Mardi 4 juillet, lors de sa déclaration de politique générale devant l'Assemblée nationale, le chef du gouvernement avait vu plus loin en annonçant que "les prélèvements obligatoires baisseront de 20 milliards d'euros d'ici 2022". Une mesure importante alors que, selon lui, "la France ne peut demeurer à la fois la championne de la dépense publique et la championne des impôts".

Aucune hausse d'impôts

Il avait aussi annoncé une baisse de la dépense publique "ambitieuse" et le report à 2019 de plusieurs réformes fiscales clé pour contenir le déficit public à 3% du PIB, en 2017 comme en 2018. Devant quelque 3.000 personnes à La Villette, Édouard Philippe a enfoncé le clou, en rappelant que ce "seuil de 3% du PIB" est un chiffre "qui nous oblige et cette question de la dette s'impose à nous". "Mais nous le ferons sans augmenter les impôts en 2017", a-t-il insisté.

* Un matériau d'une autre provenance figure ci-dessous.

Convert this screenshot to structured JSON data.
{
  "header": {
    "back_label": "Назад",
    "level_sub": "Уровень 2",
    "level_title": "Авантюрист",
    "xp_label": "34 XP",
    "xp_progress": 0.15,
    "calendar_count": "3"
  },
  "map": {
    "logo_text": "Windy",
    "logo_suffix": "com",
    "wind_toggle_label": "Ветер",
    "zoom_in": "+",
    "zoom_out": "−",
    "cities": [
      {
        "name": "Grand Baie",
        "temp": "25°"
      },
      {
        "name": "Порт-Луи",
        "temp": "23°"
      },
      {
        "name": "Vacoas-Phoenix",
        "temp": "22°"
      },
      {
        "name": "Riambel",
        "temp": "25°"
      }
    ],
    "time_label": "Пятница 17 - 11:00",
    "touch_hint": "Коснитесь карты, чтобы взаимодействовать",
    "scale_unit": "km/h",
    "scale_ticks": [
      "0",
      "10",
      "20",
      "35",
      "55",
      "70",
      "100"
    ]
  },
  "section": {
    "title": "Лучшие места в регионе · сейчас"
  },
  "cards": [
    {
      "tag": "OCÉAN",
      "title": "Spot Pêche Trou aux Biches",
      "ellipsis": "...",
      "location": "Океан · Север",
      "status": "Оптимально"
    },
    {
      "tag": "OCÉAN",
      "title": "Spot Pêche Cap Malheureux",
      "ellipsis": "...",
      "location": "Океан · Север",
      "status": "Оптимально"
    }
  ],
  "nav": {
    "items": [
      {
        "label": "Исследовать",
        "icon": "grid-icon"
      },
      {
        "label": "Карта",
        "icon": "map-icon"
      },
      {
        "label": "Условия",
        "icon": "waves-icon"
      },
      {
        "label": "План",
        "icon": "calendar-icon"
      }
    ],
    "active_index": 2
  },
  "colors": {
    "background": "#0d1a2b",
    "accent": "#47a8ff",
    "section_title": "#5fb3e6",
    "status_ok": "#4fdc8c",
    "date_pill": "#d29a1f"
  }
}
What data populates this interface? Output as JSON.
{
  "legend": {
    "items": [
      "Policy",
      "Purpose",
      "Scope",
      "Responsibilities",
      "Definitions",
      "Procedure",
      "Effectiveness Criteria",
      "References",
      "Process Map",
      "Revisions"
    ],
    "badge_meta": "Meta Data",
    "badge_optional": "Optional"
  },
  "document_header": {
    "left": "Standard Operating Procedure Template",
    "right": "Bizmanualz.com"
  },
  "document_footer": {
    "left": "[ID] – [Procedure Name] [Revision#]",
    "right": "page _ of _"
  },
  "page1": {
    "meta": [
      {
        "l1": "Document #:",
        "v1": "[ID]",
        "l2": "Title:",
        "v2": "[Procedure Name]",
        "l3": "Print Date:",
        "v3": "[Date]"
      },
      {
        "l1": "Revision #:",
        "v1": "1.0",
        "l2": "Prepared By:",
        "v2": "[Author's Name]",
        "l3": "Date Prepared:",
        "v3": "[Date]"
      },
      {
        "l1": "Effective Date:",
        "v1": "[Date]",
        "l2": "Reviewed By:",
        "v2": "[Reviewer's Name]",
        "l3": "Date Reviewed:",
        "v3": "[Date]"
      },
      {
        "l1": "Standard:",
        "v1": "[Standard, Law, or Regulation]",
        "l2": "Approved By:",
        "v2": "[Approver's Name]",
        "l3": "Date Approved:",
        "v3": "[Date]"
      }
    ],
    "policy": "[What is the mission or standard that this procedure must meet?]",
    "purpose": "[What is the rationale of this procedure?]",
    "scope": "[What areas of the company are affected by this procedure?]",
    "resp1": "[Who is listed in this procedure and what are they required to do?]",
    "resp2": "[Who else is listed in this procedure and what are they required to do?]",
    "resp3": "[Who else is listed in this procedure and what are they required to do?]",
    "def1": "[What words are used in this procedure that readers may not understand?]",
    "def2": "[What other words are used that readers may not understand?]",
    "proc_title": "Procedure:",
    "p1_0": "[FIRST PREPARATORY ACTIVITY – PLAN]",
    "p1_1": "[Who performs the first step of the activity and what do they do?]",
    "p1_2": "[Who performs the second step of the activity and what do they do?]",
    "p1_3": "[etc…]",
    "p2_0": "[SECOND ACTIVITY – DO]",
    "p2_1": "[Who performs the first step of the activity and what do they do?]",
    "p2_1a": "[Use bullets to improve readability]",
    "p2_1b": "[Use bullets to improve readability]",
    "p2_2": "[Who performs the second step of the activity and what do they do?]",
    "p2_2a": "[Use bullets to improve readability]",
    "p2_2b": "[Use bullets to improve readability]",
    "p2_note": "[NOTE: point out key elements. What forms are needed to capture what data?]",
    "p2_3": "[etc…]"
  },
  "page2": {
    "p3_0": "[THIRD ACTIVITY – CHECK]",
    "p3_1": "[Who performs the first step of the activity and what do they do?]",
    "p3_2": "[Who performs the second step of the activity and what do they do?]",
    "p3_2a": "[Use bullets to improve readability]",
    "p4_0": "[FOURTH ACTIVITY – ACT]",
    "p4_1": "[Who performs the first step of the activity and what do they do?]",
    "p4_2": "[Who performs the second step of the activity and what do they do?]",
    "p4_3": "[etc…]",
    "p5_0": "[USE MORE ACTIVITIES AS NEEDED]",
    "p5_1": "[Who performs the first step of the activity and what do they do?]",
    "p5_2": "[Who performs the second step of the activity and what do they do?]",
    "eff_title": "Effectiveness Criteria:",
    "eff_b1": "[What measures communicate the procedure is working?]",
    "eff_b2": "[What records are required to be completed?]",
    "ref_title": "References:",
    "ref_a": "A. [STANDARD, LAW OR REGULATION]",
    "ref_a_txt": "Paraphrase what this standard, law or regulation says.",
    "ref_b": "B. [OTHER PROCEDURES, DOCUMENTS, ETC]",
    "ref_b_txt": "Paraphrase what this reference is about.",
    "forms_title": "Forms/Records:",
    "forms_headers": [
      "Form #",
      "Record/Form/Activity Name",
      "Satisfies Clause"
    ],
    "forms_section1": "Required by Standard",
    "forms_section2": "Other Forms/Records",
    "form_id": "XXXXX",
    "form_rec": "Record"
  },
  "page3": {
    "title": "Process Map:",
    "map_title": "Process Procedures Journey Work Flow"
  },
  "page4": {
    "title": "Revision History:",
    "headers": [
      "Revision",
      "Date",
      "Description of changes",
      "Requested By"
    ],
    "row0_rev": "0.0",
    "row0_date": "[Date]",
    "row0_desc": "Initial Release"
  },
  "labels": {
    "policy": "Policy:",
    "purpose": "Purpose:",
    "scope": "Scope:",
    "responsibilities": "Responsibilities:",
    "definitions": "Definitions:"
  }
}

L'occasion pour le Premier ministre de livrer un nouveau réquisitoire contre "cette dette qui nous asphyxie". "Nous pouvons soutenir cette situation parce que les taux d'intérêts sont historiquement bas", a-t-il souligné. Avant d'ajouter : "Il suffirait que les taux d'intérêt remontent d'un point et c'est le budget de l'Enseignement supérieur qui part en fumée. Et s'ils remontaient de deux points, la France serait incapable d'assumer ses obligations. Je ne veux pas que notre pays vive cela. Maîtriser sa dette, c'est maîtriser sa souveraineté".